The Board has reserved a number of matters for its sole consideration. These include:

  • consideration and approval of strategy
  • general oversight of the Group’s operations
  • approval of major project bids and contracts
  • the Group’s capital, corporate, management and control structures
  • approval of financial statements and shareholder communications
  • approval of dividend policy and interim dividends
  • approval of Group policies and the code of conduct
  • implementation and monitoring of internal control and risk management systems
  • approval of significant acquisitions and disposals
  • material changes to the Group’s pension schemes.

While the Board has specific responsibility for those matters reserved for its consideration, in certain areas, specific responsibility is delegated to committees of the Board within defined terms of reference. The activities of these committees, including their terms of reference, can be found within this section of this website.

In addition the Board may delegate authority to a standing delegation committee, consisting of any two directors, to provide the final sign off for an agreed course of action within predefined parameters.

During each year the chairman also holds meetings with the non-executive directors without the executive directors or other executive management present. The chairman’s performance was appraised during the 2015 independently facilitated board evaluation. In addition, regular dialogue between the directors takes place between meetings.

Division of responsibilities and the chairman

The roles of chairman and CEO are exercised by Allan Cook and Uwe Krueger respectively. Their roles and responsibilities are approved by the Board and set out in written statements. The Board reviews these statements at least annually to ensure they remain appropriate.

The chairman is responsible for the leadership and management of the Board. He is also charged with ensuring corporate governance is conducted in accordance with current best practice, as appropriate to the Company and the Group.

The CEO is responsible for the operational management and leadership of the Group to deliver our strategy. He discharges this responsibility through the operational leadership team and the senior leadership team.

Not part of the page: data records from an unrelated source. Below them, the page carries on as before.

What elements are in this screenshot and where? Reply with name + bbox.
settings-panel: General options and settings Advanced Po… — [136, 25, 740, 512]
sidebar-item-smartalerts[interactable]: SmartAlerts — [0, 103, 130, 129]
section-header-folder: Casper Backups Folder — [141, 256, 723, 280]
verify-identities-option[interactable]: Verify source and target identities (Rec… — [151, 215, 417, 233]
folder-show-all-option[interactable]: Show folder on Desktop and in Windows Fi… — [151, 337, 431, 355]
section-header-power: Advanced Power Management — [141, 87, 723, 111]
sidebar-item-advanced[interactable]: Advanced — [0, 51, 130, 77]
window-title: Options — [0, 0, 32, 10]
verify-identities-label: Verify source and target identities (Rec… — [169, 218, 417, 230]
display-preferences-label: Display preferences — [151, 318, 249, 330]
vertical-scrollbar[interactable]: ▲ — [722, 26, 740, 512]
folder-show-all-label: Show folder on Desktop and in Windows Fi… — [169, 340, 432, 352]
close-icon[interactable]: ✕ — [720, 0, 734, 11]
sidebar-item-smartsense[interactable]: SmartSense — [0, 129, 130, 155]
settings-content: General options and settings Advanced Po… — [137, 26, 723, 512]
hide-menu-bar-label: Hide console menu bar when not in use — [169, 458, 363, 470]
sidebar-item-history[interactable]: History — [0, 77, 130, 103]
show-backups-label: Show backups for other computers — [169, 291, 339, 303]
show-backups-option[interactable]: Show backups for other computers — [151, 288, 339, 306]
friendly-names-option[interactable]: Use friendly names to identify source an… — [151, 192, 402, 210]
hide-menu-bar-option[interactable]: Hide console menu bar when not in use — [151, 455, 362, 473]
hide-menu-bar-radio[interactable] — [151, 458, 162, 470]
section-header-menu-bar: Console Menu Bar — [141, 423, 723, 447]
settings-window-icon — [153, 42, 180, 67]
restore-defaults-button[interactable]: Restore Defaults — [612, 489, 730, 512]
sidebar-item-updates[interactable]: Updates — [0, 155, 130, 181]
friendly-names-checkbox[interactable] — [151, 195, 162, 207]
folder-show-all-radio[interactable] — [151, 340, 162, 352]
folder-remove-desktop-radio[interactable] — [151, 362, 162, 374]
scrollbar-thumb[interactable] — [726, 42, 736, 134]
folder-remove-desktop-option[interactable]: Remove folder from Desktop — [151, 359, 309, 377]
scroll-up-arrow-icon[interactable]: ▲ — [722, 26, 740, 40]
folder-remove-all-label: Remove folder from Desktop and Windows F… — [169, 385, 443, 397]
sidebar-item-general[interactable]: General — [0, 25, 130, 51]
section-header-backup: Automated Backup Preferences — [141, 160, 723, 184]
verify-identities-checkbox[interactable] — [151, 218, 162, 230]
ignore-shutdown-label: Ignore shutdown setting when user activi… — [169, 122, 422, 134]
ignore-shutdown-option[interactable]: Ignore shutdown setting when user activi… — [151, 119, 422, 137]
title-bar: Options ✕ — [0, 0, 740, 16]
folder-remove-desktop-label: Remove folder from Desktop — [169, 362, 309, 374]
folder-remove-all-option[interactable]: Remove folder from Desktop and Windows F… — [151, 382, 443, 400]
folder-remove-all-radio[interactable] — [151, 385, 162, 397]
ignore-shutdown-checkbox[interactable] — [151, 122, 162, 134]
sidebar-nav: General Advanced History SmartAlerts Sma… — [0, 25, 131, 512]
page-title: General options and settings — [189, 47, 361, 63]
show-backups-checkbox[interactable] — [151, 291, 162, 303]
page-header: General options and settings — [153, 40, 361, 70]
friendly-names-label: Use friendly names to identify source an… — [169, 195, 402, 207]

The senior leadership team has wider participation and focuses on communication and co-ordination. Members of the senior leadership team include the Group finance director, the Group HR director, regional, Acuity, Energy and Faithful+Gould CEOs and other selected senior Group directors.

The operational leadership team concentrates on strategy and its implementation, together with operational matters. It provides a forum for the executive directors and regional, Acuity, Energy and Faithful+Gould CEOs to focus on performance and to share best practice and knowledge.

Non-executive directors

The Board considers the independence of the non-executive directors at least annually. It continues to consider each of the non-executive directors to be independent in character and judgement based on the criteria outlined in the UK Corporate Governance Code.

Fiona Clutterbuck is the senior independent director. She has served as an independent non-executive director since March 2007. Fiona has reached nine years’ service and it was anticipated that she would step down at the conclusion of the 2016 AGM. On her retirement the Board will lose significant UK listed company experience and knowledge of our business and the Nomination Committee therefore carefully considered the short-term impact of this on the Board’s effectiveness. The Committee sought to maintain an appropriate balance of skills and experience on the Board and its committees, while ensuring progressive refreshing with new talent. The Committee therefore recommended to the Board that Fiona’s tenure be extended by up to one year to enable this process to be completed. The Board agreed with the Committee’s recommendation that Fiona remains strongly independent in character and judgement.

As the senior independent director, Fiona is responsible for overseeing the annual appraisal of the chairman's performance and is available to shareholders should they feel it inappropriate to communicate via the CEO, Group finance director or chairman.